Für einen Gast wird ein besonderes Programm geplant. Man macht Ausflüge etc.
Das klingt doch alles super, oder?
Aber ehrlich gesagt, wenn ich selber wo zu Gast bin, dann fühlt sich das oft komisch an.
Dann möchte ich nicht diejenige sein, für die eine extra Wurst gebraten wird. Dann blicke ich besorgt nach unten auf blankgeputzte Böden und weiß, gleich werde ich diejenige sein, die wieder den ersten Dreck darauf trägt. Nach dem Essen möchte ich am Liebsten aufspringen und meinen Teller in die Küche tragen. Und ich helfe auch wirklich gerne beim Abwasch. Ich kann mich nicht einfach entspannen, wenn meine Gastgeber noch am rotieren sind, nur um für mich alles perfekt zu gestalten. Ungern mache ich Umstände.
Irgendwo habe ich einmal den Spruch gelesen:
„Gäste sind wie Fisch. Am dritten Tage beginnen sie zu stinken.“
Das klingt hart, aber es steckt ein wahrer Kern darin. Denn versetzt man sich einmal in die Lage des Gastgebers, dann ist es einfach anstrengend den Ausnahmezustand dauerhaft aufrecht zu erhalten.
Wenn ein Gast also länger bleibt, dann muss er/sie sich einfügen in den normalen Tagesablauf. Muss mit anpacken bei den anfallenden Arbeiten und sich auch einmal selber versorgen können.
Das ist der Zustand, in dem ich mich dann erst so richtig wohlfühlen kann. Dann fühle ich mich nicht mehr wie ein Fremdkörper, sondern wie ein Teil, das einfach dazugehört.
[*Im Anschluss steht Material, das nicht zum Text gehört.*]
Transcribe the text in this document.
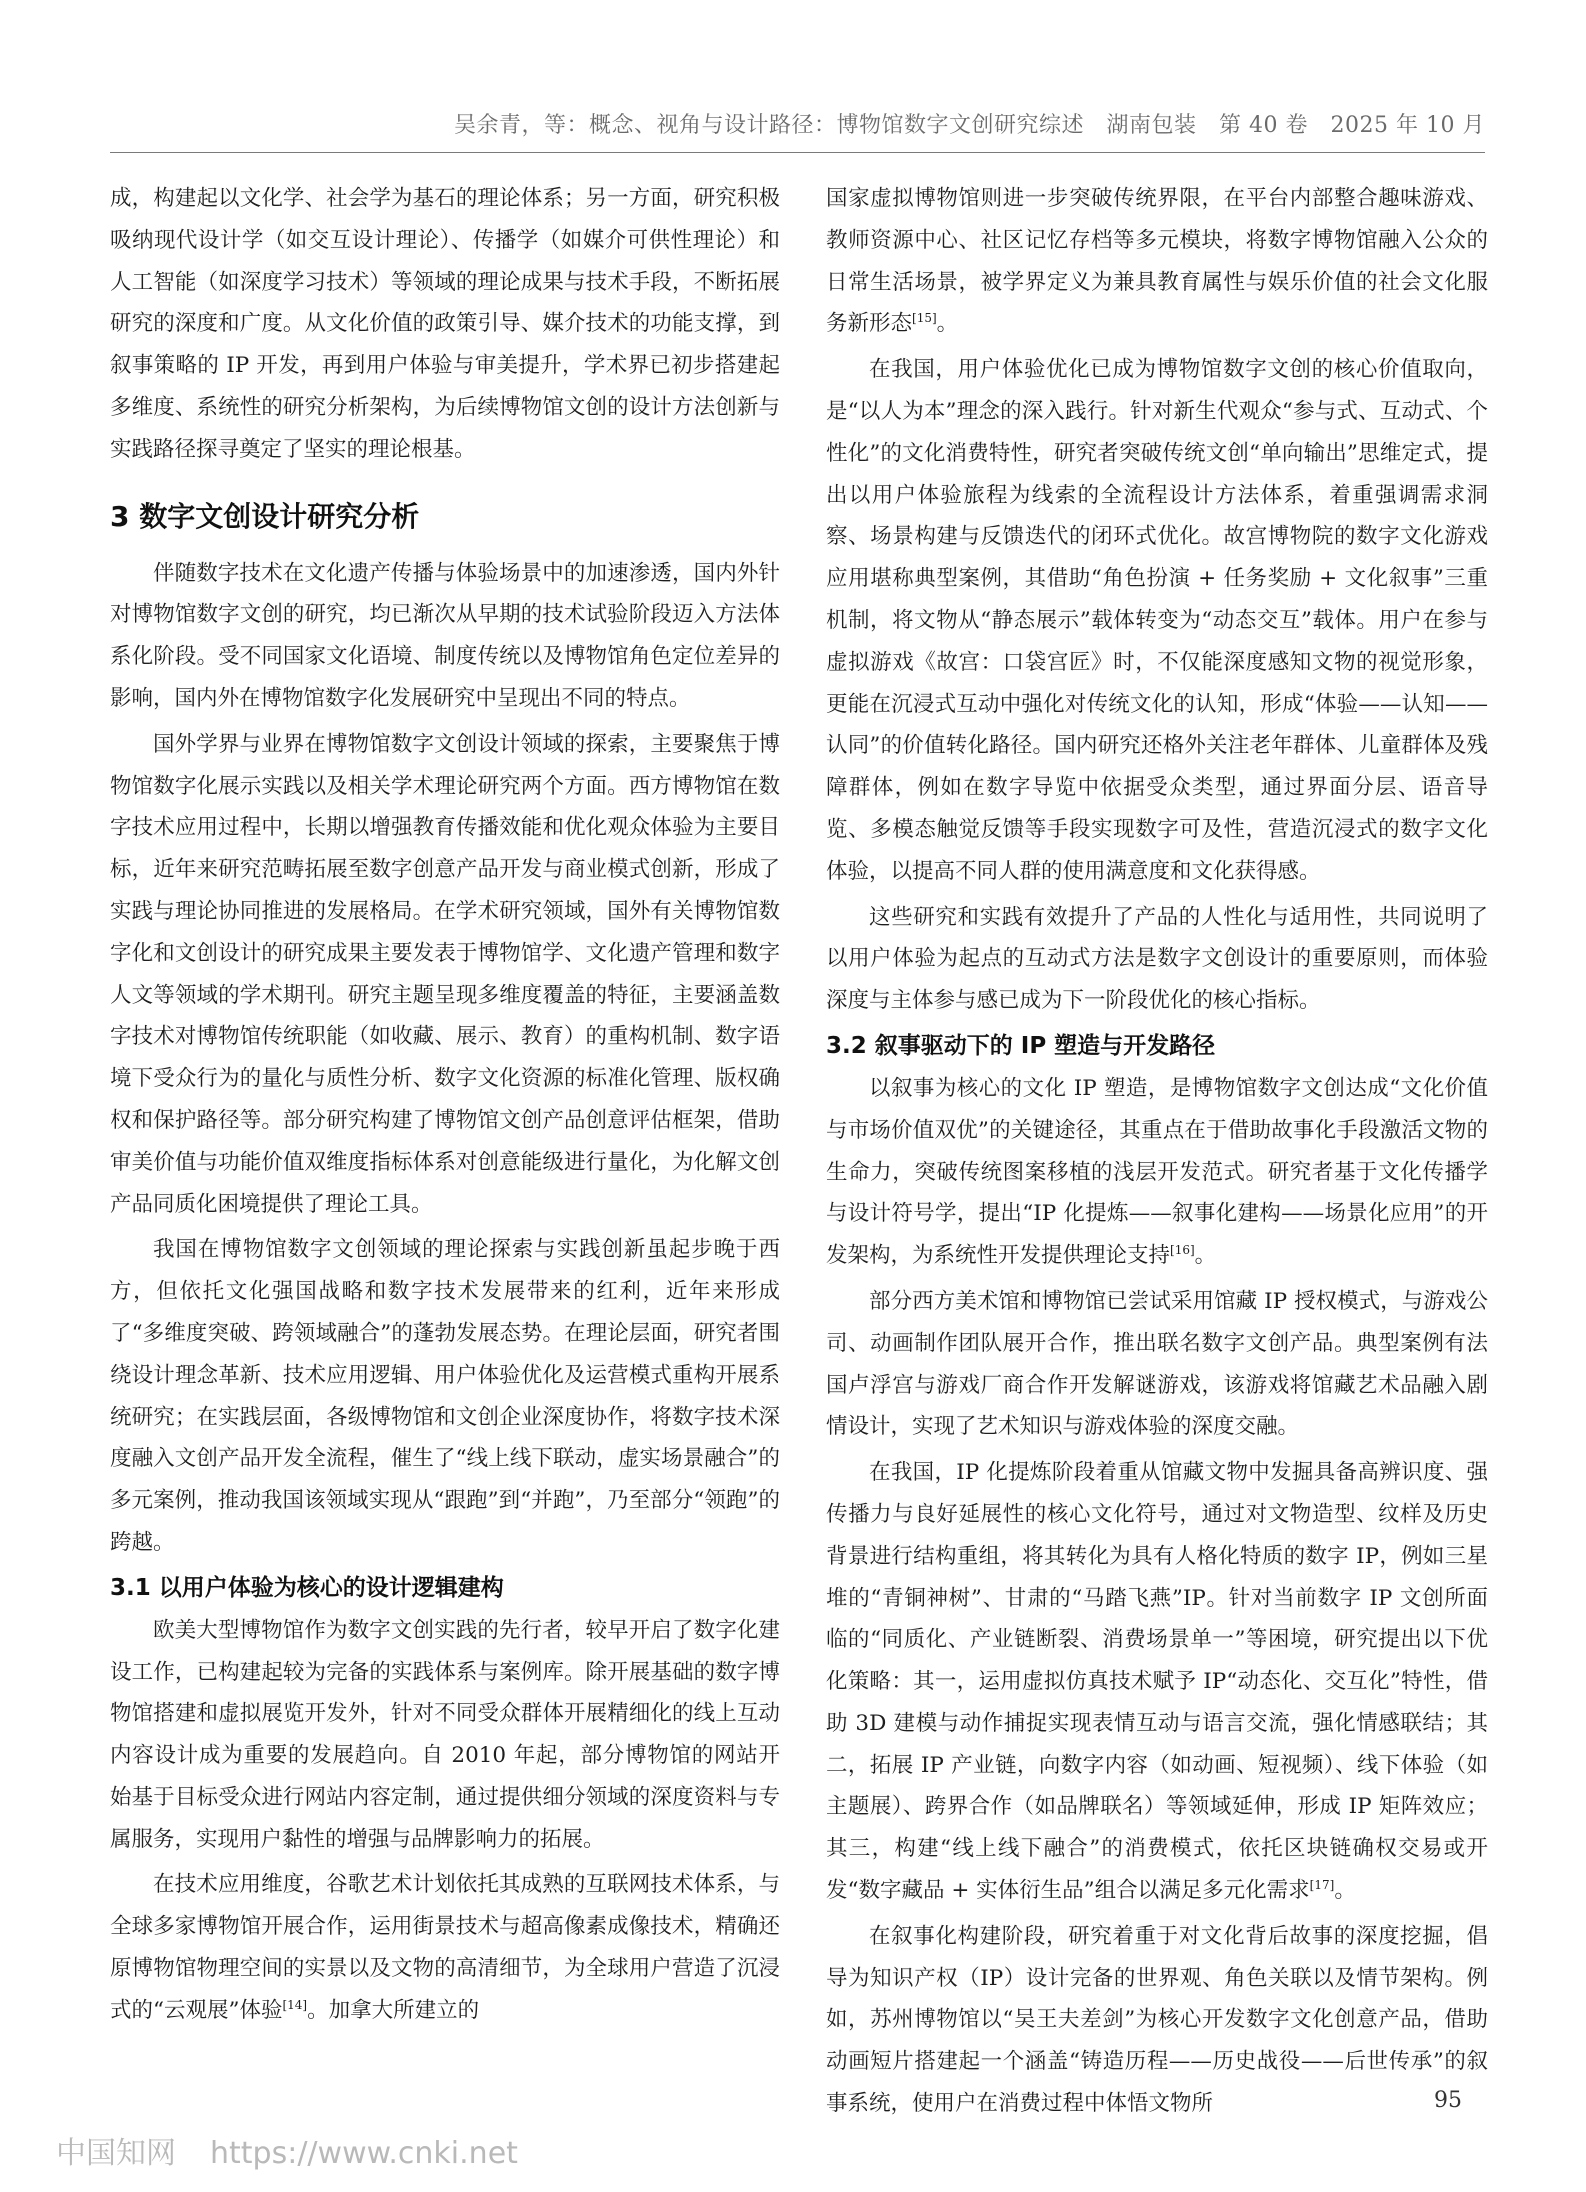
吴余青，等：概念、视角与设计路径：博物馆数字文创研究综述　湖南包装　第 40 卷　2025 年 10 月

成，构建起以文化学、社会学为基石的理论体系；另一方面，研究积极吸纳现代设计学（如交互设计理论）、传播学（如媒介可供性理论）和人工智能（如深度学习技术）等领域的理论成果与技术手段，不断拓展研究的深度和广度。从文化价值的政策引导、媒介技术的功能支撑，到叙事策略的 IP 开发，再到用户体验与审美提升，学术界已初步搭建起多维度、系统性的研究分析架构，为后续博物馆文创的设计方法创新与实践路径探寻奠定了坚实的理论根基。

3 数字文创设计研究分析

伴随数字技术在文化遗产传播与体验场景中的加速渗透，国内外针对博物馆数字文创的研究，均已渐次从早期的技术试验阶段迈入方法体系化阶段。受不同国家文化语境、制度传统以及博物馆角色定位差异的影响，国内外在博物馆数字化发展研究中呈现出不同的特点。

国外学界与业界在博物馆数字文创设计领域的探索，主要聚焦于博物馆数字化展示实践以及相关学术理论研究两个方面。西方博物馆在数字技术应用过程中，长期以增强教育传播效能和优化观众体验为主要目标，近年来研究范畴拓展至数字创意产品开发与商业模式创新，形成了实践与理论协同推进的发展格局。在学术研究领域，国外有关博物馆数字化和文创设计的研究成果主要发表于博物馆学、文化遗产管理和数字人文等领域的学术期刊。研究主题呈现多维度覆盖的特征，主要涵盖数字技术对博物馆传统职能（如收藏、展示、教育）的重构机制、数字语境下受众行为的量化与质性分析、数字文化资源的标准化管理、版权确权和保护路径等。部分研究构建了博物馆文创产品创意评估框架，借助审美价值与功能价值双维度指标体系对创意能级进行量化，为化解文创产品同质化困境提供了理论工具。

我国在博物馆数字文创领域的理论探索与实践创新虽起步晚于西方，但依托文化强国战略和数字技术发展带来的红利，近年来形成了“多维度突破、跨领域融合”的蓬勃发展态势。在理论层面，研究者围绕设计理念革新、技术应用逻辑、用户体验优化及运营模式重构开展系统研究；在实践层面，各级博物馆和文创企业深度协作，将数字技术深度融入文创产品开发全流程，催生了“线上线下联动，虚实场景融合”的多元案例，推动我国该领域实现从“跟跑”到“并跑”，乃至部分“领跑”的跨越。

3.1 以用户体验为核心的设计逻辑建构

欧美大型博物馆作为数字文创实践的先行者，较早开启了数字化建设工作，已构建起较为完备的实践体系与案例库。除开展基础的数字博物馆搭建和虚拟展览开发外，针对不同受众群体开展精细化的线上互动内容设计成为重要的发展趋向。自 2010 年起，部分博物馆的网站开始基于目标受众进行网站内容定制，通过提供细分领域的深度资料与专属服务，实现用户黏性的增强与品牌影响力的拓展。

在技术应用维度，谷歌艺术计划依托其成熟的互联网技术体系，与全球多家博物馆开展合作，运用街景技术与超高像素成像技术，精确还原博物馆物理空间的实景以及文物的高清细节，为全球用户营造了沉浸式的“云观展”体验[14]。加拿大所建立的

国家虚拟博物馆则进一步突破传统界限，在平台内部整合趣味游戏、教师资源中心、社区记忆存档等多元模块，将数字博物馆融入公众的日常生活场景，被学界定义为兼具教育属性与娱乐价值的社会文化服务新形态[15]。

在我国，用户体验优化已成为博物馆数字文创的核心价值取向，是“以人为本”理念的深入践行。针对新生代观众“参与式、互动式、个性化”的文化消费特性，研究者突破传统文创“单向输出”思维定式，提出以用户体验旅程为线索的全流程设计方法体系，着重强调需求洞察、场景构建与反馈迭代的闭环式优化。故宫博物院的数字文化游戏应用堪称典型案例，其借助“角色扮演 + 任务奖励 + 文化叙事”三重机制，将文物从“静态展示”载体转变为“动态交互”载体。用户在参与虚拟游戏《故宫：口袋宫匠》时，不仅能深度感知文物的视觉形象，更能在沉浸式互动中强化对传统文化的认知，形成“体验——认知——认同”的价值转化路径。国内研究还格外关注老年群体、儿童群体及残障群体，例如在数字导览中依据受众类型，通过界面分层、语音导览、多模态触觉反馈等手段实现数字可及性，营造沉浸式的数字文化体验，以提高不同人群的使用满意度和文化获得感。

这些研究和实践有效提升了产品的人性化与适用性，共同说明了以用户体验为起点的互动式方法是数字文创设计的重要原则，而体验深度与主体参与感已成为下一阶段优化的核心指标。

3.2 叙事驱动下的 IP 塑造与开发路径

以叙事为核心的文化 IP 塑造，是博物馆数字文创达成“文化价值与市场价值双优”的关键途径，其重点在于借助故事化手段激活文物的生命力，突破传统图案移植的浅层开发范式。研究者基于文化传播学与设计符号学，提出“IP 化提炼——叙事化建构——场景化应用”的开发架构，为系统性开发提供理论支持[16]。

部分西方美术馆和博物馆已尝试采用馆藏 IP 授权模式，与游戏公司、动画制作团队展开合作，推出联名数字文创产品。典型案例有法国卢浮宫与游戏厂商合作开发解谜游戏，该游戏将馆藏艺术品融入剧情设计，实现了艺术知识与游戏体验的深度交融。

在我国，IP 化提炼阶段着重从馆藏文物中发掘具备高辨识度、强传播力与良好延展性的核心文化符号，通过对文物造型、纹样及历史背景进行结构重组，将其转化为具有人格化特质的数字 IP，例如三星堆的“青铜神树”、甘肃的“马踏飞燕”IP。针对当前数字 IP 文创所面临的“同质化、产业链断裂、消费场景单一”等困境，研究提出以下优化策略：其一，运用虚拟仿真技术赋予 IP“动态化、交互化”特性，借助 3D 建模与动作捕捉实现表情互动与语言交流，强化情感联结；其二，拓展 IP 产业链，向数字内容（如动画、短视频）、线下体验（如主题展）、跨界合作（如品牌联名）等领域延伸，形成 IP 矩阵效应；其三，构建“线上线下融合”的消费模式，依托区块链确权交易或开发“数字藏品 + 实体衍生品”组合以满足多元化需求[17]。

在叙事化构建阶段，研究着重于对文化背后故事的深度挖掘，倡导为知识产权（IP）设计完备的世界观、角色关联以及情节架构。例如，苏州博物馆以“吴王夫差剑”为核心开发数字文化创意产品，借助动画短片搭建起一个涵盖“铸造历程——历史战役——后世传承”的叙事系统，使用户在消费过程中体悟文物所	95
中国知网 https://www.cnki.net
Je vertrauter mir die Menschen sind, die ich besuche, desto schneller wird dieser Zustand erreicht. Bei meinen wirklich guten Freunden beginnt er schon mit dem ersten Schritt durch die Wohnungstür. Da braucht es keine Anpassungsphase mehr. „Fühl dich wie zuhause!“ ist dann keine Floskel, sondern Wirklichkeit. Ein großartiges Gefühl! Spürbarer Segen!
So seid ihr nun nicht mehr Gäste und Fremdlinge, sondern Mitbürger der Heiligen und Gottes Hausgenossen.
So lautet der Wochenspruch aus dem Brief des Paulus an die Gemeinde in Ephesus, Kapitel 2 Vers 19.
Gott lädt uns ein zu sich ein. Nicht auf Zeit, nicht als Gäste oder gar Fremdlinge. Gott lädt uns ein und sagt: „Mein Zuhause ist dein Zuhause! Du bist hier kein Fremdkörper, sondern du gehörst hier dazu. Voll und ganz.“
Im Haus Gottes haben wir kein Gastrecht. Für uns wird nicht extra gekocht oder geputzt.
Bei Gott finden wir das Leben in seiner ganzen Fülle. Ja, auch manchmal mit seinen unschönen und anstrengenden Seiten. Wir haben dort die gleichen Rechte und Pflichten, wie jeder andere Christenmensch auch.
Im Haus Gottes haben wir kein Gastrecht. Im Haus Gottes haben wir ein Zuhause. Einen Ort an den wir immer einkehren können. Einen Ort zum Kraft sammeln und eine Ort um uns auszuheulen, wenn das mal nötig sein sollte. Ich finde, dass ist doch unendlich viel mehr wert. Ein großartiges Gefühl! Spürbarer Segen!
Amen.
Es wünscht euch eine gesegnete Woche, eure Pfarrerin Anne Mika.